Kulitz äußerte sich im Rahmen der Veranstaltung „Ebbes Bäck, ebbes Doktor“, die am 18. November 2015 im Stuttgarter Haus der Abgeordneten stattfand. Der Titel stammt aus dem Mund des ehemaligen Bundespräsidenten Theodor Heuss, der mit dem Zitat darauf aufmerksam machen wollte, wie wichtig ein gutes Verhältnis von beruflicher Ausbildung und akademischem Studium für die Gesellschaft ist.

Der Abend im Haus der Abgeordneten stand unter der Frage: „Wie bieten wir jungen Menschen die besten Berufschancen?“ Deutlich wurde, wie sehr sich Ausbildungs- und Studiengänge in den vergangenen Jahren verändert haben. Dies bietet neue Möglichkeiten. Herbert Huber, Vorsitzender des Berufsschullehrerverbandes Baden-Württemberg, und Professor Dr. Bastian Kaiser, Vorsitzender der Rektorenkonferenz der Hochschulen für Angewandte Wissenschaften, warben dafür, Ausbildung und Studium stärker miteinander zu verzahnen. Kompetenzen, die im Rahmen einer Ausbildung erworben werden, sollten auf ein späteres Studium angerechnet werden können.
Ausdrücklich wurde in der Diskussion auf das Beispiel der Erzieherausbildung verwiesen: Wer die schulische Ausbildung im Rahmen der Fachschule für Sozialpädagogik erfolgreich abgeschlossen hat, kann ein anschließendes Studium der Kindheitspädagogik in der Regel um zwei Semestern verkürzen.

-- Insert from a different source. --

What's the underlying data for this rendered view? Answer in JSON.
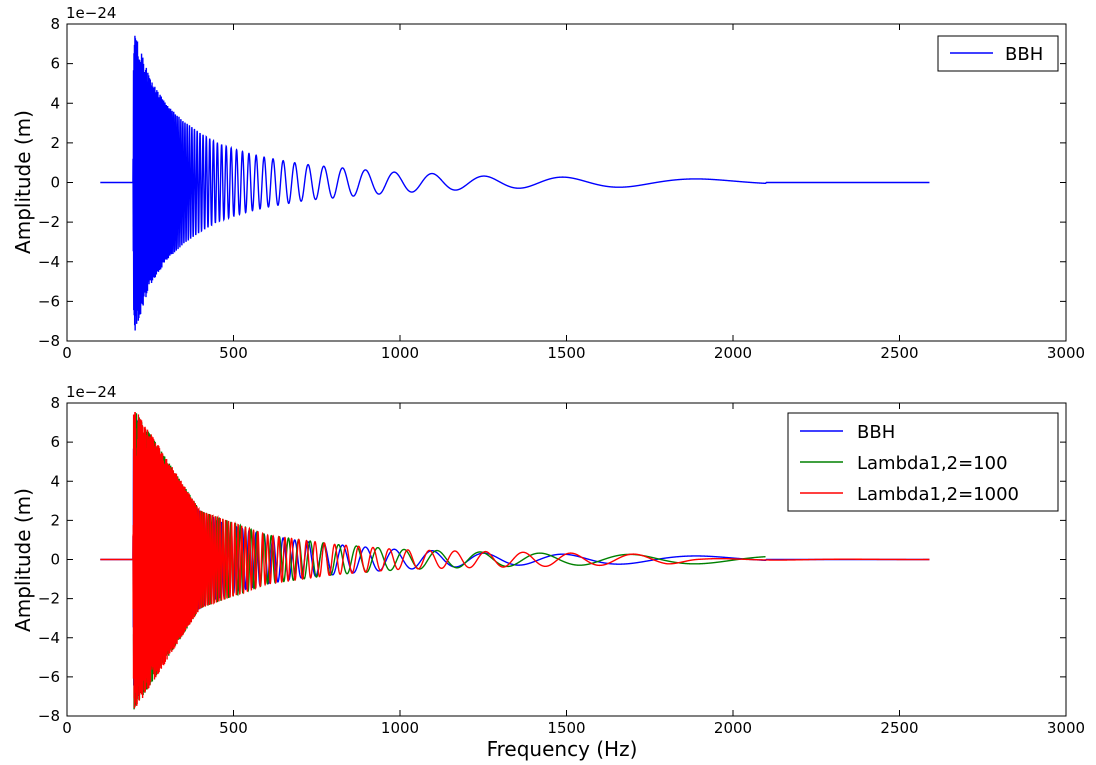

Erster Süddeutscher Pädagogiklehrertag

Am 26. Februar 2015 war die Evangelische Fachschule für Sozialpädagogik Weinstadt Gastgeber für den Ersten Süddeutschen Pädagogiklehrertag, veranstaltet vom Verband der Pädagogiklehrer und Pädagogiklehrerinnen (VdP). Das Treffen sollte dazu dienen, die Angehörigen der pädagogischen Fächergruppe im Südwesten zu vernetzen und zum Austausch zusammenzubringen. Der Tag stand unter dem Motto „Global denken – regional vernetzt lernen“. Die aktuelle Ausgabe der Zeitschrift „Pädagogikunterricht“ (35. Jahrgang, Heft 4, November 2015, S. 38 – 52) dokumentiert die Tagungsbeiträge nun in schriftlicher Form. „Pädagogikunterricht“ zählt zu den auflagenstärksten pädagogischen Fachzeitschriften im deutschsprachigen Raum.

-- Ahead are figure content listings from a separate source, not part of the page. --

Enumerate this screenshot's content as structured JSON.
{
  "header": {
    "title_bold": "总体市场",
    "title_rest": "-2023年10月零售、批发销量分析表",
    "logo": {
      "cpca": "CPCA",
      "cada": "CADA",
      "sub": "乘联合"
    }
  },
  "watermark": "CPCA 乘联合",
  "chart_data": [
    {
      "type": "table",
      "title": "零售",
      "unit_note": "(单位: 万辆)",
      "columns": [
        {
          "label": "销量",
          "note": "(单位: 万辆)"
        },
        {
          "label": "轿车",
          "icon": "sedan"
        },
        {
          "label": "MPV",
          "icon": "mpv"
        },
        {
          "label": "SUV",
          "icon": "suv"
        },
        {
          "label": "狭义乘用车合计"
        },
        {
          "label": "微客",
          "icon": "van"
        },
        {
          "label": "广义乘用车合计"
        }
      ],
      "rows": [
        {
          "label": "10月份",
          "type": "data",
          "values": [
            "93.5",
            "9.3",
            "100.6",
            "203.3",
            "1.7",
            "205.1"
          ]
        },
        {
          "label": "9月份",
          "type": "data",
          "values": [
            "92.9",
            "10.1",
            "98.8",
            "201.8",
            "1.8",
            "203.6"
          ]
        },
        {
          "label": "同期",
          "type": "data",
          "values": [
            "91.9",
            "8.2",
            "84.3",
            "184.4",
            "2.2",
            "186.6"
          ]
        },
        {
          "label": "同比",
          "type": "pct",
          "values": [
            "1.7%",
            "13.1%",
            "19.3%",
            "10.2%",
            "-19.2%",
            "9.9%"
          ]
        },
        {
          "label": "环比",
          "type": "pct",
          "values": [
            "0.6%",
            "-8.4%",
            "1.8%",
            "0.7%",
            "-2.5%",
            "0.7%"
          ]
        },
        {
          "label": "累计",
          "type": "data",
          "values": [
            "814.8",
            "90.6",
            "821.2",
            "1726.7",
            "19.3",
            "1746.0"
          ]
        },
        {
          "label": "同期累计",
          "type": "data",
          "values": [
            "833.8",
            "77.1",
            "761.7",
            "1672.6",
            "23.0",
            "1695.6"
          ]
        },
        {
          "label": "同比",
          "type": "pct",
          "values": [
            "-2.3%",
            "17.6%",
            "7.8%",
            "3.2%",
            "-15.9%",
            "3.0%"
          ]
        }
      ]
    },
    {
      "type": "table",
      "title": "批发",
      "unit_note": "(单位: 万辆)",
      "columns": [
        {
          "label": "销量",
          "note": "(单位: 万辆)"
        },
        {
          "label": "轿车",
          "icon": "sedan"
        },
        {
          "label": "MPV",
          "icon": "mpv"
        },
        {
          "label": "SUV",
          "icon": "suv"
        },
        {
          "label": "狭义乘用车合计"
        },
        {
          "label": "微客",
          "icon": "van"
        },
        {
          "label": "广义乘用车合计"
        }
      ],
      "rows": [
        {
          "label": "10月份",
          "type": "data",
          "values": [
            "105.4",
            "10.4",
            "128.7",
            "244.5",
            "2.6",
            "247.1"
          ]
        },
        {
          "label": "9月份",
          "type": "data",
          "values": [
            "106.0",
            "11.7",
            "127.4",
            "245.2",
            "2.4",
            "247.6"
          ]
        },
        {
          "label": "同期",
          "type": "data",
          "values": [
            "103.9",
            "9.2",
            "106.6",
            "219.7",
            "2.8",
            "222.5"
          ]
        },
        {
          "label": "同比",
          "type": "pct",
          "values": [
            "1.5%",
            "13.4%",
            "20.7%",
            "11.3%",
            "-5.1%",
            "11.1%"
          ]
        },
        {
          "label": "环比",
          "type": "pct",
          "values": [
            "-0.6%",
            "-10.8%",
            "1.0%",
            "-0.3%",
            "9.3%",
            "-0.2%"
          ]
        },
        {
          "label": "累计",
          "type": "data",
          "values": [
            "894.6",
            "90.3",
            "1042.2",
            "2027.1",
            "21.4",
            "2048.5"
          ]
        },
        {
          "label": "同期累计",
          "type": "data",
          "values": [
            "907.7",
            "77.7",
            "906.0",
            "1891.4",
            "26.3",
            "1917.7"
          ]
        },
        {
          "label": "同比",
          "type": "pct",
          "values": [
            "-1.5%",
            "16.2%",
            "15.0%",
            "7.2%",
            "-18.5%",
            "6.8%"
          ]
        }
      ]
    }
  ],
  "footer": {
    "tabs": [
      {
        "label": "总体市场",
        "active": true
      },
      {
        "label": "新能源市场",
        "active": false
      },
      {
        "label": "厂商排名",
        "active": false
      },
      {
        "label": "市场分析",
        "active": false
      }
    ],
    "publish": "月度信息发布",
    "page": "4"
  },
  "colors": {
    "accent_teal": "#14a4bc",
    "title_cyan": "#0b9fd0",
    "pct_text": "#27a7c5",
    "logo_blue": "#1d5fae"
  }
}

Renate Fischer-Espey, Stephanie Geymann und Wolfgang Mack, im Kollegium der gastgebenden Fachschule zuständig für den Schulentwicklungsschwerpunkt Lernortkooperation, zeigen in ihrem Beitrag „Lernortkooperation als konkretes Beispiel für die Umsetzung regionalen Lernens“ (S. 40 – 45), wie die Zusammenarbeit unserer Fachschule mit den Praxiseinrichtungen der Region sich verändert hat und wie im gemeinsamen Dialog ein neues Konzept zur Verzahnung der beiden Lernorte Unterricht und Praxis erarbeitet wurde.
Axel Bernd Kunze, stellvertretender Schulleiter der Evangelischen Fachschule für Sozialpädagogik Weinstadt und Privatdozent für Erziehungswissenschaft an der Universität Bonn, beschäftigt sich in seinem Beitrag „Regional lernen – global denken“ mit einer Didaktik Globalen Lernens. Dabei geht er der „Bedeutung der ganzmenschheitlichen Perspektive für Pädagogik und Erzieherausbildung“ nach (S. 46 – 52).
Vorangestellt ist den beiden Fachbeiträgen ein Tagungsbericht, ebenfalls aus der Feder von Axel Bernd Kunze (S. 38 f.). Darin erinnert er an das Grußwort von Pfarrerin Christa Epple-Franke zu Beginn des Pädagogiklehrertages. Die stellvertretende Geschäftsführerin des Evangelischen Schulwerks in Baden und Württemberg hatte vor den Teilnehmerinnen und Teilnehmern die hohe Bedeutung grenzüberschreitenden Denkens und Lernens hervorgehoben. Unter Verweis auf ein Pauluswort machte sie deutlich, dass eine wichtige pädagogische Aufgabe gerade darin bestehe, den Einzelnen zu befähigen, sich in den anderen hineinzuversetzen.